Rapidly evolving trends such as the growing demand for renewable energy, the push towards a low-carbon world and the shift to sustainable agriculture are creating a bright outlook for global resources.
“The trends we’re seeing today could continue to gain momentum in the coming years, driving earnings upside and creating long-term growth opportunities in commodity and resources companies most exposed to these positive structural shifts,” said Clive Burstow, head of global resources at Baring Asset Management.
China has been the primary driver of demand for natural resources in recent years. However, decarbonisation and climate mitigation measures have become increasingly global. And importantly, Burstow explained, these drivers are resource intensive.
For example, the amount of steel required for an offshore wind farm is roughly four to five times greater than that required by an onshore facility with the same gigawatt generation capacity.
At the same time, electric vehicles require significantly more copper relative to an internal combustion engine vehicle.

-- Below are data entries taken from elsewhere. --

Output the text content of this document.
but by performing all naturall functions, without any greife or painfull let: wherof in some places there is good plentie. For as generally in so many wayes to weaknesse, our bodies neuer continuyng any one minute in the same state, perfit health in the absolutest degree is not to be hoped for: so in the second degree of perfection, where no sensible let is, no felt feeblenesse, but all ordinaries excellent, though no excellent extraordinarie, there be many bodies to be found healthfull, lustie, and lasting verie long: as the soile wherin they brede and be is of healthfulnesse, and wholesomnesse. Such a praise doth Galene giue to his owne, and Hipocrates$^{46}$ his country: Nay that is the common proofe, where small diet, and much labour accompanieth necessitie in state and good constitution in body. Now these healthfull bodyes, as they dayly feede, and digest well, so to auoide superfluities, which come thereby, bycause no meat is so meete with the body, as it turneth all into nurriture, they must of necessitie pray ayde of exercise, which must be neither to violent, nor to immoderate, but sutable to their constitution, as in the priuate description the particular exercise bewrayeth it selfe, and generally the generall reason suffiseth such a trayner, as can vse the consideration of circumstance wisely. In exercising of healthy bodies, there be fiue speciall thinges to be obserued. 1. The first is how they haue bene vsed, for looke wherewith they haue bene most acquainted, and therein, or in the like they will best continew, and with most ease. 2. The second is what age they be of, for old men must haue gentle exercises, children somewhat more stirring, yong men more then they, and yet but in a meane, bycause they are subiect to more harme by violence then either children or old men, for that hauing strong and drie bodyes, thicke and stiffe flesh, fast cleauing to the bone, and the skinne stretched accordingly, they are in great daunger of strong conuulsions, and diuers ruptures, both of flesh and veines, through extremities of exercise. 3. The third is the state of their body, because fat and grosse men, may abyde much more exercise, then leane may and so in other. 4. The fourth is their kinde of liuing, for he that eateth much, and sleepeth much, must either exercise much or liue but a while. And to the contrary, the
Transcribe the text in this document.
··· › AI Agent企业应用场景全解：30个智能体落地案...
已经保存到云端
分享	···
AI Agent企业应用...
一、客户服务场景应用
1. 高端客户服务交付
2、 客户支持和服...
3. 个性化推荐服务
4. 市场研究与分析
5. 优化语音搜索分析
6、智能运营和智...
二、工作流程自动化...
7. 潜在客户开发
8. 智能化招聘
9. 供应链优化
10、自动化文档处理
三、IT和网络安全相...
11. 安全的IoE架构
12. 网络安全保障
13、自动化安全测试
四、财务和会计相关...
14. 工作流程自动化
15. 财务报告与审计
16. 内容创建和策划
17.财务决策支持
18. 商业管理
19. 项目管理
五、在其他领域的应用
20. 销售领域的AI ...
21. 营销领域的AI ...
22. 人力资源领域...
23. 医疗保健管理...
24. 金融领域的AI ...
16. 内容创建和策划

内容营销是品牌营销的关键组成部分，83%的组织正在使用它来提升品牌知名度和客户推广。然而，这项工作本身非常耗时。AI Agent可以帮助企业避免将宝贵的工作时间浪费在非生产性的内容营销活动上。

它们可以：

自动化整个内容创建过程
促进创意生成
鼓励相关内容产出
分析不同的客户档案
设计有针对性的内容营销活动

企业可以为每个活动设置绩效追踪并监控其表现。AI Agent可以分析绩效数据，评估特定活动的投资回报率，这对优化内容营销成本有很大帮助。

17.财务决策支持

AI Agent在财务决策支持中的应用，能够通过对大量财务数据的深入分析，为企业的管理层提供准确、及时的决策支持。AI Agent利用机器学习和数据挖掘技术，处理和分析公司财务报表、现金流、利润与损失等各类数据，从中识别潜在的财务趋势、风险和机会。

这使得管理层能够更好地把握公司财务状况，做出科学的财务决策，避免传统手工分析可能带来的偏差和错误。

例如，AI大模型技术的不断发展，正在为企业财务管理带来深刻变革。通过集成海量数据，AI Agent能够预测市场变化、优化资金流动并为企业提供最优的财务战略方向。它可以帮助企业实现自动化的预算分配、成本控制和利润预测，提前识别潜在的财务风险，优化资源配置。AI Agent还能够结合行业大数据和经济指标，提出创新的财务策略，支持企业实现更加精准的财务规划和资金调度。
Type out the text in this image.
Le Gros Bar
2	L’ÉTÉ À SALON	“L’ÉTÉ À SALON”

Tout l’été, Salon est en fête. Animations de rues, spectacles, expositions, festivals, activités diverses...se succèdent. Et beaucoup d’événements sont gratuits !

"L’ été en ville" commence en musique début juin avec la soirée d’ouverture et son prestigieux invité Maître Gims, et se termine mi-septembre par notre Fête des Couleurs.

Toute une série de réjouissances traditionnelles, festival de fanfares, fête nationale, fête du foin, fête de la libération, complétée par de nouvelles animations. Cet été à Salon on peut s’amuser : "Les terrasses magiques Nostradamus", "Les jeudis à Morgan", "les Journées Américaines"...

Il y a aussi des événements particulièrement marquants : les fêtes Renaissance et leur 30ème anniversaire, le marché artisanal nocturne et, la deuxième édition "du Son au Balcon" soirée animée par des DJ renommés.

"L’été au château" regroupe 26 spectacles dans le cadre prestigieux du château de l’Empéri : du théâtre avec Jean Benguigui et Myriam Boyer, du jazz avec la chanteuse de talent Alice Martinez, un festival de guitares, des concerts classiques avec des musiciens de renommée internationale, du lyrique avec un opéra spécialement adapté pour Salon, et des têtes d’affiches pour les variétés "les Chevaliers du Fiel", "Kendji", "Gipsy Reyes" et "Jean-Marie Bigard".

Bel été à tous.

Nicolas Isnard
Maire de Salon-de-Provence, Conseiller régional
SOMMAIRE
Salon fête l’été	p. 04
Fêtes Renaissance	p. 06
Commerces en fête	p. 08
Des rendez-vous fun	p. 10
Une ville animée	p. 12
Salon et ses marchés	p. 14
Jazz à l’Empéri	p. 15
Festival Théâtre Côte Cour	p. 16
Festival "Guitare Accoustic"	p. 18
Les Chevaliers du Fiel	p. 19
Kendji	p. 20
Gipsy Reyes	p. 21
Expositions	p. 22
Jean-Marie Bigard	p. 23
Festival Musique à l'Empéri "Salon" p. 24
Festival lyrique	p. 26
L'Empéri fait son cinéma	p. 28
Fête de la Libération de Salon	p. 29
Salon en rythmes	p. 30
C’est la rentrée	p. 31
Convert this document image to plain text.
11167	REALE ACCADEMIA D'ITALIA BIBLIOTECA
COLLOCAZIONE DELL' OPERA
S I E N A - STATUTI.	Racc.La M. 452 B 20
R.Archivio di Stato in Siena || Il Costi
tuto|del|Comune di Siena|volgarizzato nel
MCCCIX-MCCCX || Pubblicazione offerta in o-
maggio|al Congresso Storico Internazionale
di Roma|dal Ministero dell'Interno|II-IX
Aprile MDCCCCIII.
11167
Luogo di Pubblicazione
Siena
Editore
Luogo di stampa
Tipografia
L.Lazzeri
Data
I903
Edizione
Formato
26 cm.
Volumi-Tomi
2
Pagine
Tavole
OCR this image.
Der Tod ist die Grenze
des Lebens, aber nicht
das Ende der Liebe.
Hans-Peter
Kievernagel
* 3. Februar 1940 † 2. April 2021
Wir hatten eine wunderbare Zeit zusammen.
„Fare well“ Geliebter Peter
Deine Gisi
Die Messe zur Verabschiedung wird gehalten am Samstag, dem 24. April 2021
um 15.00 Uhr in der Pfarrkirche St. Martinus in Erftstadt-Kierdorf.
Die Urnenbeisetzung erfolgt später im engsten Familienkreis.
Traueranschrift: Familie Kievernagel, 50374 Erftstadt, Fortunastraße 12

“[In general], we see rapid year-on-year change that isn’t always reflected in investors’ thinking in the resources sector,” Burstow added.
New demand drivers
Specific opportunities are emerging in certain segments of the resources landscape. Within oil, for instance, investors should focus on transitions underway rather than the long-term decline in demand as the energy industry makes supply greener.
“We remain focused on the transition underway at integrated energy companies,” said Burstow.
Among the possibilities that stem from this, many companies are utilising strong free cash flow from oil production to build out larger renewable energy businesses. “[This] is a compelling example of resource companies being part of the solution rather than the problem,” he added.
Infrastructure is another key component in fighting climate risk, which has potential knock-on benefits on the demand for steel and cement, along with traditional commodities like copper.
Further, should Joe Biden’s stimulus plan be enacted as the US president envisages, Burstow expects it to benefit the global resources asset class, along with similar plans across the world.
Adapting to sustainability
Inevitably, investors must consider potential stumbling blocks. Despite the positive demand dynamics, supply might be constrained in many commodities due to environmental, regulatory and geographical headwinds.
“While this is particularly acute in commodities such as aluminium, copper and oil, it has an impact across the global resources asset class,” explained Burstow.
More broadly, he expects the developing structural supply/demand drivers to benefit renewable energy, copper, aluminium, industrial gases and sustainable agriculture.
“While the unlocking and subsequent recovery of the global economy will likely drive demand for oil and its derivative products in the near term, we believe the need to decarbonise the global economy will translate into more renewable and less conventional energy power supply longer-term,” said Burstow.
A further source of value in the coming years will likely come as many resources companies embrace the rapidly evolving ESG and sustainable thematic. This applies in areas such as climate change, carbon emissions reduction, and waste reduction and safety.